The closing of the last Borders bookstores in 2011 continues to reverberate in communities across the country; nowhere is that more evident than in Ann Arbor, Mich., where Borders’ flagship store and its corporate headquarters were located. Peter Blackshear, who worked for 19 years at Borders, including seven as a bookseller and 12 as a bargain book buyer for the company, is opening an independent bookstore on the northeast end of town, about a mile from downtown. Bookbound will open its doors mid to late August, with a grand opening celebration scheduled for September 7. It is the second independent bookstore to open in Ann Arbor in the past year: Literati opened its doors in downtown Ann Arbor the last day of March.

“I’d dreamed for many years of having a store of my own,” Blackshear told PW, “When Borders closed, I thought maybe there was a window of opportunity to start my own business.”

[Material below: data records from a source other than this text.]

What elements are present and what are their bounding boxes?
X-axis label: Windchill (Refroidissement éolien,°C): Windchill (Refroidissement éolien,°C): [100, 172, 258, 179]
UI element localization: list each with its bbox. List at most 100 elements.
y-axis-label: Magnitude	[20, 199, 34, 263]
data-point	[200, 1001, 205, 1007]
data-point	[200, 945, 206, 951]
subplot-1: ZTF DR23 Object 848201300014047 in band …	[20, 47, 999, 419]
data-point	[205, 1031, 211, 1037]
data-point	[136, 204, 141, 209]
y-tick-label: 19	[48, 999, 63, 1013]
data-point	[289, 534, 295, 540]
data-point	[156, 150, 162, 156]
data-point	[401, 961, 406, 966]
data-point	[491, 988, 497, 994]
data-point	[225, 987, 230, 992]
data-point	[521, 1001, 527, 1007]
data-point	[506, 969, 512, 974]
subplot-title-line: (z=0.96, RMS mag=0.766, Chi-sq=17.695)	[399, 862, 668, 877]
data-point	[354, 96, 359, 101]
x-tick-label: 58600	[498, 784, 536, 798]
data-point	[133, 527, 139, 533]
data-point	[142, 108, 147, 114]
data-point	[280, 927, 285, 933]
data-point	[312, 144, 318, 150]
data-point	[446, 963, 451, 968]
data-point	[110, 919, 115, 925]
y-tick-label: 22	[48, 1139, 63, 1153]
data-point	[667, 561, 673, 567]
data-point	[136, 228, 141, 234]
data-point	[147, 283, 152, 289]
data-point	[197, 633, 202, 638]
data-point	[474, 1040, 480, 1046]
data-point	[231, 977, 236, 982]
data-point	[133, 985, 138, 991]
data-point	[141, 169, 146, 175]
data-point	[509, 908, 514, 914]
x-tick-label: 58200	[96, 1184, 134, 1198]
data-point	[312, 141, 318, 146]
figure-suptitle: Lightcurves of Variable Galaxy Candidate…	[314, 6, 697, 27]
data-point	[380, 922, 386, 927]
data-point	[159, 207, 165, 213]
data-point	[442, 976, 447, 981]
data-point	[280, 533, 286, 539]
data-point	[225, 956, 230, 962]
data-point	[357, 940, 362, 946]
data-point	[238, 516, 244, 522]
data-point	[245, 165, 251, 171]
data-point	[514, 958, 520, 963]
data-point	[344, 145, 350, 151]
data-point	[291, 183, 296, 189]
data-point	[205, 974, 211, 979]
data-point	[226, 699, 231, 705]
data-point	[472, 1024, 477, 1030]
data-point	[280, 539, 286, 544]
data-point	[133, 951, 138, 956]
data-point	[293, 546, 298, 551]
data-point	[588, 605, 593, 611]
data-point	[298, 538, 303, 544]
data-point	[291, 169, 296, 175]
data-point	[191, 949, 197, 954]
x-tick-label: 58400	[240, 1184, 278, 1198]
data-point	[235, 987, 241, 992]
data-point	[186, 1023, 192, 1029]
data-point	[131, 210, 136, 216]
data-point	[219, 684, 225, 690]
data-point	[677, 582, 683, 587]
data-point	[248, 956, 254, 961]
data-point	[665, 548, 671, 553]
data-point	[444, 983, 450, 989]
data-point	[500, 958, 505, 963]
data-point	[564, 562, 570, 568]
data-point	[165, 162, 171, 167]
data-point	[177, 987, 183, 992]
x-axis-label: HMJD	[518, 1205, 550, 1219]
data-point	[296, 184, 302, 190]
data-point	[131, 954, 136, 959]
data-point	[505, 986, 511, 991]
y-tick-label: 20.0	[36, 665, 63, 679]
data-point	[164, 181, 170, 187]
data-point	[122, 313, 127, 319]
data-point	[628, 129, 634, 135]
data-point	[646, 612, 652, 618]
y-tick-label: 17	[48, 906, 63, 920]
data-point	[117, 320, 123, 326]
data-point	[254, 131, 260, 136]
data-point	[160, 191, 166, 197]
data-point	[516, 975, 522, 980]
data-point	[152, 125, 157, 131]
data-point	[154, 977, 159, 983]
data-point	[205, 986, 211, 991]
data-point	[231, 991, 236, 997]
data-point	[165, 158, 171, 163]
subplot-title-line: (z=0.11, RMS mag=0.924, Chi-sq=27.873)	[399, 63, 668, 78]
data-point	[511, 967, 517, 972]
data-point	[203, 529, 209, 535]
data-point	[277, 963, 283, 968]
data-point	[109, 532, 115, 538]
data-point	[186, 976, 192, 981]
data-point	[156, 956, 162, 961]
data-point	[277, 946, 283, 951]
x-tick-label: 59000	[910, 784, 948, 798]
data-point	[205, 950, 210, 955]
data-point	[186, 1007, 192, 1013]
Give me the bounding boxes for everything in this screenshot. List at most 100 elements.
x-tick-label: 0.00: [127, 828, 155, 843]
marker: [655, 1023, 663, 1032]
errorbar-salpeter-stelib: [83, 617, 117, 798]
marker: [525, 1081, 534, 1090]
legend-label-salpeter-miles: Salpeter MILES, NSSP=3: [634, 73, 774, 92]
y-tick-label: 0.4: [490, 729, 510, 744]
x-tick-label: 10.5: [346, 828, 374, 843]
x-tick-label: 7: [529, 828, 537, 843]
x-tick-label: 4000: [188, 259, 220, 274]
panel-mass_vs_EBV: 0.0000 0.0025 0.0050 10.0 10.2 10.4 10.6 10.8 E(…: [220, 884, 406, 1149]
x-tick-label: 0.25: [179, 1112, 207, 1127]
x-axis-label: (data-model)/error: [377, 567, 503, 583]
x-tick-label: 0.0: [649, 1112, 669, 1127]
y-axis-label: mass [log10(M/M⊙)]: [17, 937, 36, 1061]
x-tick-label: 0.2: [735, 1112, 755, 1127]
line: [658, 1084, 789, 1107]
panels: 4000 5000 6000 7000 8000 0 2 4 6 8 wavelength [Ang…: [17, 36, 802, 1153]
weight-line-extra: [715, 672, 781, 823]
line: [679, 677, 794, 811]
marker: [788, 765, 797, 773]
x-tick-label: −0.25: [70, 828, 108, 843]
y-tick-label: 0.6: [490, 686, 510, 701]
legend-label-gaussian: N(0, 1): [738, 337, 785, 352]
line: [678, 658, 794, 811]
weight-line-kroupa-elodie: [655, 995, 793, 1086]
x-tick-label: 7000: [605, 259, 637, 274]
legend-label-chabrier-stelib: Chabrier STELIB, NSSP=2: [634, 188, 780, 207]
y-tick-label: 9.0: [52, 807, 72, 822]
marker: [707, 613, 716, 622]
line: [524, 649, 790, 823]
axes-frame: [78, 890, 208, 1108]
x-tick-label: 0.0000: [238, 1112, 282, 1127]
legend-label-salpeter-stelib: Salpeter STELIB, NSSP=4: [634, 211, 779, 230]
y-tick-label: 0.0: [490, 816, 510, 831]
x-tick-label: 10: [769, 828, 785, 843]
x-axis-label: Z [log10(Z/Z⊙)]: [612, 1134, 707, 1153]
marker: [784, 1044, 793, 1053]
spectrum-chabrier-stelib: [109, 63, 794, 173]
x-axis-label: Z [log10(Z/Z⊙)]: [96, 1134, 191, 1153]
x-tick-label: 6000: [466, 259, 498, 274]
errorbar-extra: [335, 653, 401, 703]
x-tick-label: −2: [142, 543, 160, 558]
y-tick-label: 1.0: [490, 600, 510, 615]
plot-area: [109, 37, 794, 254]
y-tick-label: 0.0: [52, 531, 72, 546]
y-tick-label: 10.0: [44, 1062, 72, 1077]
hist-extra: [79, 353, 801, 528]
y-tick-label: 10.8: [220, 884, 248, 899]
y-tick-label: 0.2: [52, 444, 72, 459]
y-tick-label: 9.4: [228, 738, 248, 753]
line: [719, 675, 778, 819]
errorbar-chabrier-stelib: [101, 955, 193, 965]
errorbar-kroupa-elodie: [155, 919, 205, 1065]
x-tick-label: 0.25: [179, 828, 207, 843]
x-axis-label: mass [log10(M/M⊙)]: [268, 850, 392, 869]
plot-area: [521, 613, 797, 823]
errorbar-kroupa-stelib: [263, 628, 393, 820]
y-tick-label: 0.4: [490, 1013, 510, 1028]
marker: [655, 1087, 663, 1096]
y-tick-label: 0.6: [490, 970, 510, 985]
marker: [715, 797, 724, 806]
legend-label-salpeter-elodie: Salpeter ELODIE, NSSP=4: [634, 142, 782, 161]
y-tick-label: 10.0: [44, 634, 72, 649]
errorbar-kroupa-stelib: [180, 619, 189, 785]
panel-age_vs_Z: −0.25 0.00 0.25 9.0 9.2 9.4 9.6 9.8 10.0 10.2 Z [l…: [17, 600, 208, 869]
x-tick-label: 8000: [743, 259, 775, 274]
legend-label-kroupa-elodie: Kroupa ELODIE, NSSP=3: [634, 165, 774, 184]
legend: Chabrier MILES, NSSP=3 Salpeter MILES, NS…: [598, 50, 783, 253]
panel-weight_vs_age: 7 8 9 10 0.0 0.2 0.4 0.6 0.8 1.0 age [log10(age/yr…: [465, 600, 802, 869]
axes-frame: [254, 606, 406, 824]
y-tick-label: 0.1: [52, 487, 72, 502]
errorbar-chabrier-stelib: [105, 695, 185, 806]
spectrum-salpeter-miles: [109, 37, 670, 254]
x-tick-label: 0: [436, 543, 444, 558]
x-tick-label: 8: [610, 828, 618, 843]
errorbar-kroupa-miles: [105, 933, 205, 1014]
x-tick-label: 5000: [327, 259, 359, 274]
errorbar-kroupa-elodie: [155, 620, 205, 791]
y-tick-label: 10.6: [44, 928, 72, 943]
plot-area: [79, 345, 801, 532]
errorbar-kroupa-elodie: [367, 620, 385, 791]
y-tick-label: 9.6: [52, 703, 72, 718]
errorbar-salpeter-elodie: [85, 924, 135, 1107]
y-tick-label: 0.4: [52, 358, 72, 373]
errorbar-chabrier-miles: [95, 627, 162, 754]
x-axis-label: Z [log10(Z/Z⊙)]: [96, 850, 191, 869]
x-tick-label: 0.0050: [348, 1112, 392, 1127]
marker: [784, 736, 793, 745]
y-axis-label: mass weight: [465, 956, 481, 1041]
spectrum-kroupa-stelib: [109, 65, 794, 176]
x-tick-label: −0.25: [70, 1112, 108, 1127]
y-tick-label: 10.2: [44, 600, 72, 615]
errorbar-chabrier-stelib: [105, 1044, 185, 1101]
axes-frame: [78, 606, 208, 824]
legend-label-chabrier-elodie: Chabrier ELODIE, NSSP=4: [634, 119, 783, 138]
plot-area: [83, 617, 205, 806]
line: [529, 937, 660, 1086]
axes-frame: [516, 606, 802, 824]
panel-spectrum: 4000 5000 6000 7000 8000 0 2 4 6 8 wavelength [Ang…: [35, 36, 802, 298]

While Blackshear has almost two decades of bookselling experience, beginning with a stint at Borders’ “Store #14” in Birmingham, Mich., his wife, Megan Blackshear, has no previous bookselling experience. But, she says, working for a local nonprofit, Foodgatherers, has helped her with her entrée into bookselling; her extensive administrative, marketing, and fundraising background includes organizing events as well. The two intend to hire “one or two” part-time employees, and say that with so many former Borders employees still living in the Ann Arbor area, hiring experienced booksellers won’t be difficult.

Bookbound is located in a 2,400-square-foot building in a small shopping center comprised of local businesses located near the University of Michigan’s north campus. The store is located in, its co-owners say, an ethnically diverse neighborhood with highly educated residents, many of them graduate students and young families. Bookbound will stock in its 2,000-square-foot retail area a large selection of bargain books as well as children’s books. There will be a small used book selection added to the mix.

“We’re also buying a lot of our own favorites, which tend to be midlist titles; we’ll handsell them,” Peter Blackshear said. The store will carry, “to start with,” 10,000 titles, 50% trade and 50% remainders. One-third of the inventory will be children’s books.

The Blackshears are confident that, with three full-service independents -- Nicola’s Books on the west side of town, Literati in the downtown area, and Bookbound on the east side -- Ann Arbor residents once again will be well-served with full-service general bookstores.